Drivers often take advantage of their larger size and more powerful vehicles, sometimes unintentionally but sometimes in a very mean spirited way.
Bullying is a precursor to more dangerous behavior.
We need tools like this legislation to “nip dangerous driving in the bud” before this aggressive behavior leads to collisions.
Thank you so much for this effort!
Great point Bruce Dughi. I would like to remind traffic officials of a time when then World Champion road racer Greg Le Mond was harassed by a motorist. When his bullying didn’t work, he got out of his truck with a pistol and threatened him and several of my friends. When they called for police none came. In fact, when they went in person to the Sheriff’s office of Eldorado County it seemed that no one would take action – until the Sheriff’s own son pointed out that Le Mond was the person on his poster in his bedroom.
Even that wasn’t enough, rather at that point they discovered that the Canadian Nation Champion was also in the group, so now they feared an International Incident.
They finally arrested the gunman – but let him out the next day and gave him his gun back.

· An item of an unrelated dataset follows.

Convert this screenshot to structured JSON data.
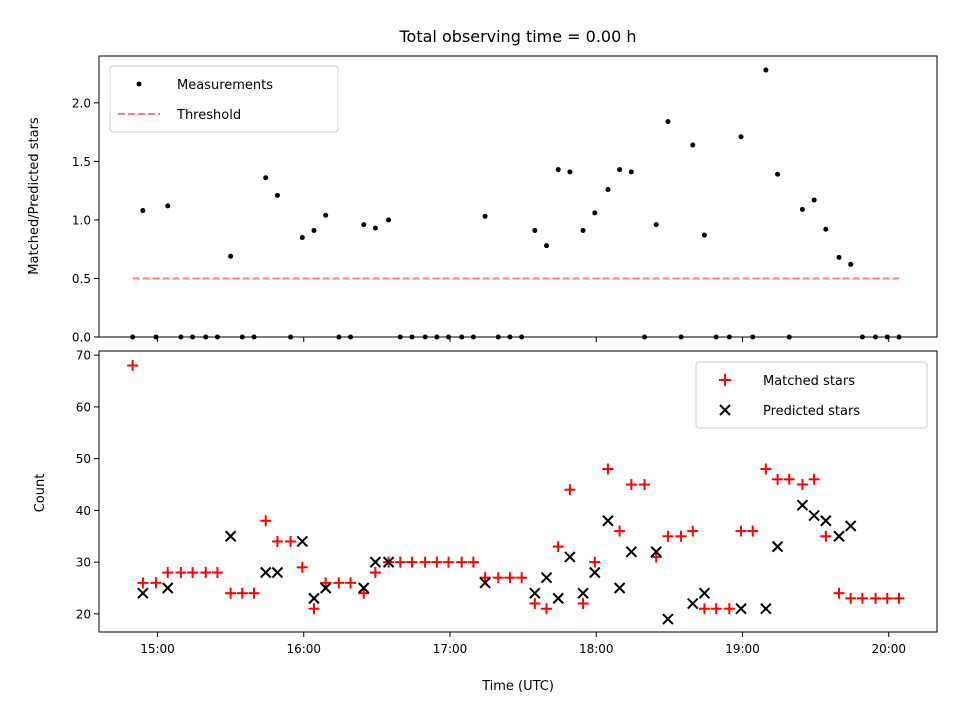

Upon his release he took his gun and shot his brother-in-law through the head as he lay in a hospital bed.
Sometimes we need to take hostility towards those who are unarmed a little more seriously
I was hit by a vehicle while riding legally in the lane and the driver was not cited, even though there were witnesses and I had video of the incident.
Current law does not adequately protect cyclists on our roadways.

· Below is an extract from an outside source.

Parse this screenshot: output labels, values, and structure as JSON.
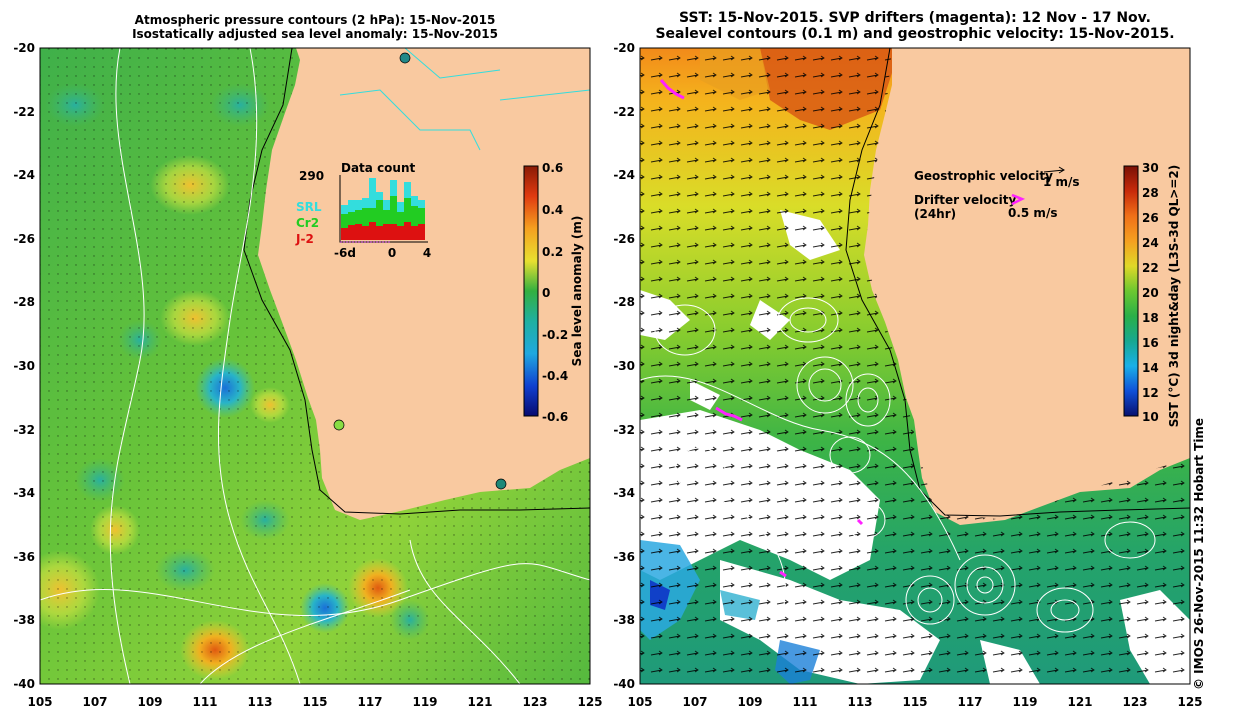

Not too long ago a Union City police car passed me with about 18” of clearance. Unfortunately my camera had recently failed.
Yes we need a law like this and it must be advertised and included in driving tests.
This legislation would make critical strides forward in protecting cyclists and pedestrians – both through education and enabling enforcement.
Without these protections, pedestrians and cyclists are often unable to hold motorists accountable for their actions that cause extreme harm and death.
Currently, acts by motorists who do not exercise great care when operating their vehicles near cyclists and pedestrians are often simply ignored. This has to stop. Disregard for human life cannot be tolerated. And if we want to not only protect human life but also encourage everyone to find alternate means of transportation that do not harm the environment, we need to make the roads safer.
Thanks for putting forth this important legislation.
I recently has a motorist pass me and three other cyclists at 40 mph, 4” from my shoulder. I caught very good rear and front video of the incident, including the license number. When I reported it to the police they were unresponsive, not feeling that this assault was something they wanted to waste their time on.
We need more driver education and laws that make it clear that the kind of behavior I experienced is assault and deserves serious enforcement.
Thanks for working toward this goal.